The headlines are all screaming that Australian banks might be having a problem with Chinese buyers using fraudulent income statements to take out mortgages on all those new apartments that are being built.

Westpac and its associated banking family was the first to go public, saying they are shutting down the window on these types of transactions, but now most banks and mortgage operators have come forward to say they are also being careful when it comes to foreign investment in the residential market.

The most interesting part of this story is that all the banks are saying it probably won’t be a problem and they are just being cautious as the real estate market cools down.

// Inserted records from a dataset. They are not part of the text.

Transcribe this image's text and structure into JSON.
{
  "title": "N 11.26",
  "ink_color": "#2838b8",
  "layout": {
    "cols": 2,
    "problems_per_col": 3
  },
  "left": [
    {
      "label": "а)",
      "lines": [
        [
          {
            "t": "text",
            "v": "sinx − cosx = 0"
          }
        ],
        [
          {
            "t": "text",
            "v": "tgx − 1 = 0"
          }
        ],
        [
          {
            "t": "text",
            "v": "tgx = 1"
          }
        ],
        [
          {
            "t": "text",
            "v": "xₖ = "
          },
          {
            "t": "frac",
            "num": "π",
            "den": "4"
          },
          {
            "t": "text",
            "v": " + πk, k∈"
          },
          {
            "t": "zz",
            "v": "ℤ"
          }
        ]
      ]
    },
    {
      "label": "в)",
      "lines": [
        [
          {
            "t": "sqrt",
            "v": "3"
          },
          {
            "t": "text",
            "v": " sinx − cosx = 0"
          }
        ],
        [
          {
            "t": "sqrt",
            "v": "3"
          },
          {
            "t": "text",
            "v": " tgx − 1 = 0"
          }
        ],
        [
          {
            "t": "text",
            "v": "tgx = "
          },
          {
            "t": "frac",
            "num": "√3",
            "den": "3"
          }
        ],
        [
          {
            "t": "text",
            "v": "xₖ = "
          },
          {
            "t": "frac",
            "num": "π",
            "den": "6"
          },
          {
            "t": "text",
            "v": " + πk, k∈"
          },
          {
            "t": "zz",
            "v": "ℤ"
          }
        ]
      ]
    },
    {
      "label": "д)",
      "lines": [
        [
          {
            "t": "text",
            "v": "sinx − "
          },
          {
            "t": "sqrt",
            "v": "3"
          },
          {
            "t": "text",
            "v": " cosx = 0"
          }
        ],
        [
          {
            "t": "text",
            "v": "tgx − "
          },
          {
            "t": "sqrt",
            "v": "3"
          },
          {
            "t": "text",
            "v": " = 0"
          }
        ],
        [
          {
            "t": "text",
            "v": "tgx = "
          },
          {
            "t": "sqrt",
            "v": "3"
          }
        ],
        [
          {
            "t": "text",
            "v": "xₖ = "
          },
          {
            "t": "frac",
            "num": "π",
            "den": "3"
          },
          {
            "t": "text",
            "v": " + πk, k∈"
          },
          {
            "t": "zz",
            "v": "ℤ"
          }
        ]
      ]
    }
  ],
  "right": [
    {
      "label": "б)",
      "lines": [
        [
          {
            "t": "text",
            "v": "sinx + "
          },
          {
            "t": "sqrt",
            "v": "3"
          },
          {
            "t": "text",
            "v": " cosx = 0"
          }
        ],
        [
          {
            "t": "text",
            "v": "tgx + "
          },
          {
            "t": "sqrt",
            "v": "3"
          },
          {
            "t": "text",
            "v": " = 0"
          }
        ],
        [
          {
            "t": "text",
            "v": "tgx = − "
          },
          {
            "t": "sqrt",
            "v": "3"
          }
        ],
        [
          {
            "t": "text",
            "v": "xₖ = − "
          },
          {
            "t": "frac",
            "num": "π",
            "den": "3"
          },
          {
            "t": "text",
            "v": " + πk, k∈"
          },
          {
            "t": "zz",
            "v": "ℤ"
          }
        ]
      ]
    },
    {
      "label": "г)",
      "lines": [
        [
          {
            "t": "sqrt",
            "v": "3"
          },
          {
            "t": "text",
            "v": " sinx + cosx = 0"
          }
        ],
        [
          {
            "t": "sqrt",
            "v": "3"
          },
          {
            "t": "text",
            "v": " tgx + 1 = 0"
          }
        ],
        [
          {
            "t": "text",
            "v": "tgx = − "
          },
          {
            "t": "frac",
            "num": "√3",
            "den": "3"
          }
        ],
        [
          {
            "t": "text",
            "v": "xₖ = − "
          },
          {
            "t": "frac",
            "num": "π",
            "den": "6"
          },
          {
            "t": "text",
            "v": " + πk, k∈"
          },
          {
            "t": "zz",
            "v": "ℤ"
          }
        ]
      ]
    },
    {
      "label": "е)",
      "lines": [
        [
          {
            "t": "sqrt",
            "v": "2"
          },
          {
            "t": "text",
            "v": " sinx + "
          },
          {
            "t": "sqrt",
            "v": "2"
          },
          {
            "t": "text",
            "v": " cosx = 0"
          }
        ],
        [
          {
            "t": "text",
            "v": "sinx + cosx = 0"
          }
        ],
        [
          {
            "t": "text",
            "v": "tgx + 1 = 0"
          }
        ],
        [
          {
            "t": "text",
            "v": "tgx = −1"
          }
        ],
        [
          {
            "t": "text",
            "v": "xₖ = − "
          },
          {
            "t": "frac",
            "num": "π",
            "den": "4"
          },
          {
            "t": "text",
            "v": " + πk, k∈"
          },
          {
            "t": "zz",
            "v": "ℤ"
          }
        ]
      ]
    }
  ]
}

Last week’s preliminary auction clearance rate in Sydney was 72.6 per cent, lower than the 87.6 per cent last year, according to CoreLogic RP Data. Melbourne’s preliminary rate was also down at 71.2 per cent.
Westpac indicated that foreign portion of its loan book only represented 3 per cent of the total and was treated separately from the general mortgage account.

THE REAL PROBLEM

The real problem is no one knows the real numbers. As of a year ago up to 30 per cent of the Melbourne apartment market was thought to be Chinese money. It’s now down around 10 per cent. Victoria has helped the slowdown by imposing higher charges on foreign buyers and increasing fees on their rental returns. The Reserve Bank itself has directed banks curtail lending in the investor market.

However, the pain will come is when foreign buyers – and local investors – try to raise settlement finance on completion of a lot of apartments and find either they can’t raise the targeted amount because the banks loan book is full, or the banks have lowered residual valuations in line with a more cautious market.

IMG_1005It’s then they must decide whether to go ahead with the transaction – and hope the market still delivers them a capital gain – or rent the property which they never intended to do, or simply dump the deposit.

Whatever the case the banks do look to be in a comfortable place but why were they were lending money on a handshake and some phoney documentation from China?

As for the property developers, getting the deposit isn’t a bad outcome as long as they can sell the property again at a profit. That’s the key question. And as for the banks they would be more worried about their exposure to the residential construction industry than to single foreign investors.

AND MORE BAD NEWS

By next financial year, each state except for NSW will be in dwelling oversupply. That’s the conclusion of BIS-Shrapnel, which estimated that Melbourne will have 21,900 more dwellings than needed; West Australia will be over-supplied by 9000 homes and Queensland by 6400.

BIS in particular pointed to the dramatic increase in high-rise apartments, saying that dwelling commencements would peak nationally in the March quarter at record 221,000, with the big increase in high-rise apartments, and not traditional detached homes.

At the same time the key drivers of demand are in decline, BIS pointed out. Net overseas migration has halved from a high 300,000 in 2008-09 to an expected 150,000 this financial year while investor support was already down 12 per cent in the year to January

BIS which is well-known for its challenging calls on the industry said the downturn in high rise apartment construction would be significant with the apartment commencements in the Melbourne and Brisbane dropping up to 60 per cent, the forecaster predicts

BIS told the Financial Review that NSW – essentially Sydney – is still suffering from over a decade of under-building and there was little risk of oversupply before 2019-20.